La noticia internacional del día es sin duda la decisión del Comité Nobel Noruego de otorgar el premio de la paz a la Unión Europea. El comité ya ha cometido errores de juicio en el pasado, como cuando otorgaron el premio al presidente de EEUU Barack Obama tan sólo por no ser George Bush. No debería sorprender a nadie, por tanto, que inmediatamente las redes sociales se hayan llenado de mensajes escépticos, de críticas a la desunión europea y acusaciones de guerra económica, y que algunos comentaristas cuestionen la sabiduría del Comité en estos tiempos de crisis en los que resulta tan difícil poner de acuerdo a los gobiernos europeos para proporcionar ayuda a países como España o Italia. Dicho lo cual, lo que sí es sorprendente es la miopía histórica de estas críticas.
Durante siglos el continente europeo fue la cuna de todas las grandes guerras que acabaron por engullir al resto del mundo. Los sospechosos habituales que protagonizaron estos conflictos nos resultan dolorosamente familiares: España, Inglaterra, Francia, y sobre todo Alemania. Sólo en los dos últimos siglos estos países han sido actores centrales en las guerras napoleónicas (1803-15), las guerras de independencia italiana (1848-49, 1859, 1866-68), la guerra austro-prusiana (1866), la guerra franco-prusiana (1870), las guerras coloniales animadas por la competición europea, las guerras balcánicas (1912-13), la primera guerra mundial (1914-18), y la segunda guerra mundial (1939-45). Cientos de millones de personas muertas a causa de las rivalidades entre un puñado de países.
El horror de las dos guerras mundiales forzó a los europeos a reflexionar, a imaginar un mundo en el que los campos de batalla europeos se convirtiesen en algo del pasado. Ya en 1946 Winston Churchill abogó por crear los “Estados Unidos de Europa”, pero no fue hasta 1951 que comenzó el proceso de integración europea mediante la unión de las industrias del carbón y el acero (1951), y más tarde de la energía atómica y el mercado común (1957). Cuando estos proyectos aún existían sólo en el plano de los sueños, en 1950, el ministro de asuntos exteriores francés Robert Schuman realizó una famosa declaración que articulaba la justificación principal de la integración:
La agrupación de las naciones europeas exige que la oposición secular entre Francia y Alemania quede superada . . . La solidaridad de producción que así se cree pondrá de manifiesto que cualquier guerra entre Francia y Alemania no sólo resulta impensable, sino materialmente imposible.
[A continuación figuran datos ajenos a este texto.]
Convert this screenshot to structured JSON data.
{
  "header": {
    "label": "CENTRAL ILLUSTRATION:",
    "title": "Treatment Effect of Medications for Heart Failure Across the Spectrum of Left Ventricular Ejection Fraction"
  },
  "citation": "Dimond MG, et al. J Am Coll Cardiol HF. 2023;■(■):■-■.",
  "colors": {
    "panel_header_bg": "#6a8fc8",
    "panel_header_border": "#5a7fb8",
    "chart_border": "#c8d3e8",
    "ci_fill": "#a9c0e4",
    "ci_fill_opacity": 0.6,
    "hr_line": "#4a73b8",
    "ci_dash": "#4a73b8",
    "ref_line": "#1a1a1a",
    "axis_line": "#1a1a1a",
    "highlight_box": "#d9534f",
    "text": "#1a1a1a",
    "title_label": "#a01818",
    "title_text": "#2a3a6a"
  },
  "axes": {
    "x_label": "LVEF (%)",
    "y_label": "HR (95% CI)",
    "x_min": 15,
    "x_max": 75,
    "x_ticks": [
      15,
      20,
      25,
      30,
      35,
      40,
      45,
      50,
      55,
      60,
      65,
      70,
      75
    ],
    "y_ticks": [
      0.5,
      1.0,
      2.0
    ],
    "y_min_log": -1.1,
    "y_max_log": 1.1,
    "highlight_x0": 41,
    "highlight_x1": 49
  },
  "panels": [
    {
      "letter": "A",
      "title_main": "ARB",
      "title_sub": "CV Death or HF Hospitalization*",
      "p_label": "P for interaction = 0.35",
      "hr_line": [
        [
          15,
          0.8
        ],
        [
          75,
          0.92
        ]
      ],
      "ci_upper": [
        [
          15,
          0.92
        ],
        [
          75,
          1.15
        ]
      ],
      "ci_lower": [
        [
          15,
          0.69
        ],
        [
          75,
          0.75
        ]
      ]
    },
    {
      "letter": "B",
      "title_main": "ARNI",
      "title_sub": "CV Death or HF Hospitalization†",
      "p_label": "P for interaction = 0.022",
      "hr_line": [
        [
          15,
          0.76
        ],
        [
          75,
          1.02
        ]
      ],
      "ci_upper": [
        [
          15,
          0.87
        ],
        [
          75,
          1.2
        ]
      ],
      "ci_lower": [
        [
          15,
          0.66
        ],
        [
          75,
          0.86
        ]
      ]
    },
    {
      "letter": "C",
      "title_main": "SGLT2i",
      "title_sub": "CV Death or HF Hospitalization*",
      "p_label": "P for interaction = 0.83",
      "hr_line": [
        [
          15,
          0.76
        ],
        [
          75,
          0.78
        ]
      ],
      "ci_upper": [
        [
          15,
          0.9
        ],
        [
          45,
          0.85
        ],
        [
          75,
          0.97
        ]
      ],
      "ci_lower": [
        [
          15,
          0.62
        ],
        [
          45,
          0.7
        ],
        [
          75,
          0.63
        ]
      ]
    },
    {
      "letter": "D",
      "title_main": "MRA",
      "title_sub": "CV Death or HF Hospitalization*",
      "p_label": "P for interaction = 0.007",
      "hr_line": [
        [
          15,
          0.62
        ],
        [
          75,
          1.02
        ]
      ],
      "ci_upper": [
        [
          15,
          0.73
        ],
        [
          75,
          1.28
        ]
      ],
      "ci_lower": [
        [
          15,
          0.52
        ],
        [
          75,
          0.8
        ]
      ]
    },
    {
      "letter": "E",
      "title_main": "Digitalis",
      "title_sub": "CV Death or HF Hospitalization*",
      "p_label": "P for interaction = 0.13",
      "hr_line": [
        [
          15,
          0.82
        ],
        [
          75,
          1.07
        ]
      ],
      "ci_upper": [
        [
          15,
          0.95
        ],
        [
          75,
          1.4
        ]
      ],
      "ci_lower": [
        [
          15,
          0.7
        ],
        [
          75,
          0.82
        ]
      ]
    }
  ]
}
Seis décadas más tardes tenemos una Unión política, económica y monetaria que permite a Europa hablar -cada vez más- con una sola voz. Una Unión imperfecta porque es un experimento sin precedentes en la historia de las relaciones internacionales, una forma de organización común por encima de los estados, casi un estado en sí misma, a años luz de otros organismos internacionales como las Naciones Unidas que a lo más que pueden aspirar es a limar asperezas diplomáticas.
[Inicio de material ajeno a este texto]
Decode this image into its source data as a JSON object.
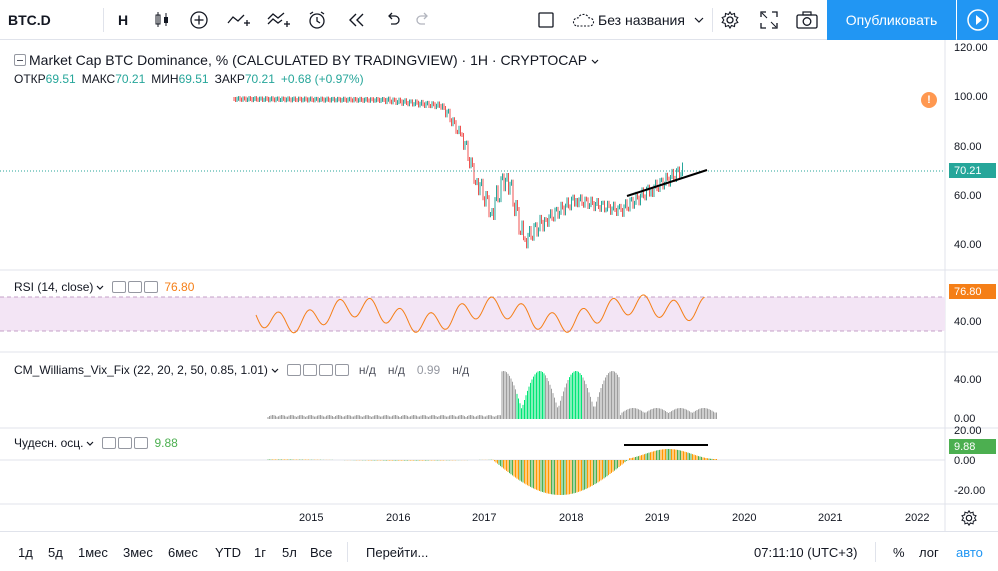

Sesenta años más tarde las guerras entre países europeos se han vuelto inconcebibles, y las viejas rivalidades son incapaces ahora de desatar el caos global como lo hicieron hace tan sólo dos generaciones. Quien cuestione las contribuciones a la paz de la Unión Europea no tiene más que preguntar a los ancianos que sobrevivieron a la ocupación de Francia, la batalla de Inglaterra, o la ocupación de Berlín. Entonces se darán cuenta de que el premio Nobel es el mínimo reconocimiento que se merece ese sueño que es la Unión Europea.